Monday round-up

Today the justices will begin the second week of the February session with oral arguments in two cases that involve immigrants’ ability to obtain judicial review of deportation decisions. First up is Nasrallah v. Barr, which asks whether courts of appeals have the authority to review factual findings underlying decisions denying deferral of removal. Jennifer Chacon previewed the case for this blog. Lachanda Reid and Gabriela Markolovic have a preview for Cornell Law School’s Legal Information Institute.

The second argument this morning is in Department of Homeland Security v. Thuraissigiam, in which the court will decide whether limitations on review of expedited deportation orders in habeas proceedings violate the Constitution’s suspension clause. Kari Hong had this blog’s argument preview. Cornell’s preview comes from Basem Besada and Grant Shillington.

At The Washington Times, Alex Swoyer reports that Seila Law v. Consumer Financial Protection Bureau, a constitutional challenge to the structure of the CFPB that will be argued tomorrow, “will test the separation of powers and whether the CFPB, which was created during the Obama administration and is the brainchild of Democratic presidential candidate Sen. Elizabeth Warren, runs afoul of the Constitution because its director is largely shielded from being fired by the president.” According to Joan Biskupic at CNN, the case “provokes core questions of how involved government should be in people’s lives and how far presidential power should extend.” For The Wall Street Journal (subscription required), Brent Kendall and Yuka Hayashi report that the CFPB “has been politically polarizing, with Democrats citing a need to rein in financial-industry excesses and Republicans warning the CFPB could be a vehicle for runaway government regulation,” and that “[t]he same sort of ideological split has carried into the courts.”

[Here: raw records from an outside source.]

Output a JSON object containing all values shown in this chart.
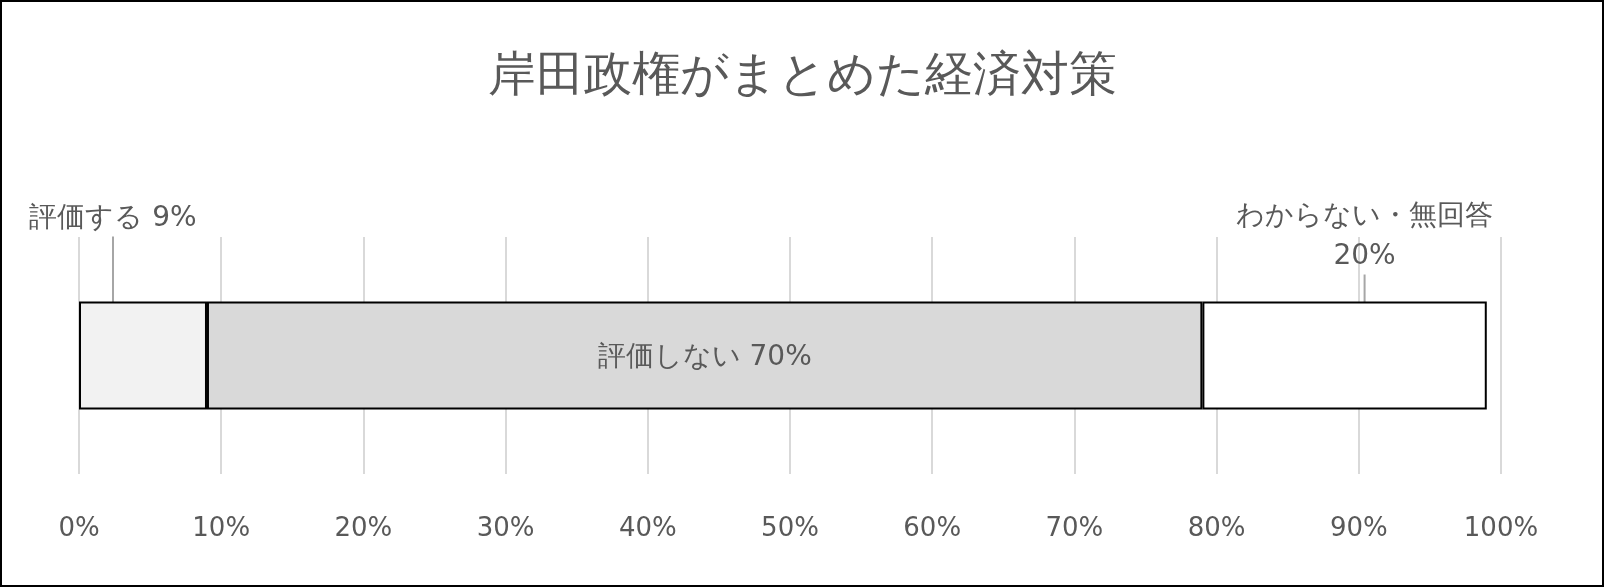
{
  "chart_data": {
    "type": "bar",
    "title": "岸田政権がまとめた経済対策",
    "orientation": "horizontal",
    "stacked": true,
    "categories": [
      null
    ],
    "series": [
      {
        "name": "評価する",
        "color": "#f2f2f2",
        "values": [
          9
        ],
        "value_labels": [
          "9%"
        ]
      },
      {
        "name": "評価しない",
        "color": "#d9d9d9",
        "values": [
          70
        ],
        "value_labels": [
          "70%"
        ]
      },
      {
        "name": "わからない・無回答",
        "color": "#ffffff",
        "values": [
          20
        ],
        "value_labels": [
          "20%"
        ]
      }
    ],
    "xlim": [
      0,
      100
    ],
    "xticks": [
      {
        "value": 0,
        "label": "0%"
      },
      {
        "value": 10,
        "label": "10%"
      },
      {
        "value": 20,
        "label": "20%"
      },
      {
        "value": 30,
        "label": "30%"
      },
      {
        "value": 40,
        "label": "40%"
      },
      {
        "value": 50,
        "label": "50%"
      },
      {
        "value": 60,
        "label": "60%"
      },
      {
        "value": 70,
        "label": "70%"
      },
      {
        "value": 80,
        "label": "80%"
      },
      {
        "value": 90,
        "label": "90%"
      },
      {
        "value": 100,
        "label": "100%"
      }
    ],
    "grid": "x",
    "legend": false,
    "tick_labels": "x"
  }
}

Lawrence Hurley reports at Reuters that “[t]he U.S. Supreme Court this week gets its first chance to consider new curbs on abortion rights with President Donald Trump’s two conservative appointees on the bench as it examines the legality of a Louisiana law that could force two of the state’s three clinics that perform the procedure to shut down,” in June Medical Services v. Russo. At USA Today, Richard Wolf reports that the case, which will be argued on Wednesday, “could go a long way toward reversing abortion rights in the United States[:] Whether they ultimately revert by four years or 47 remains to be seen.” At Take Care, Helen Hershkoff and others take issue with Louisiana’s argument that abortion providers lack standing to sue on behalf of their patients, maintaining that “[r]ather than a conflict of interest, as the state argues, doctors have legal and ethical obligations to protect health and safety, including when that means resisting the imposition of a harmful undue burden on a woman’s right to reproductive choice.”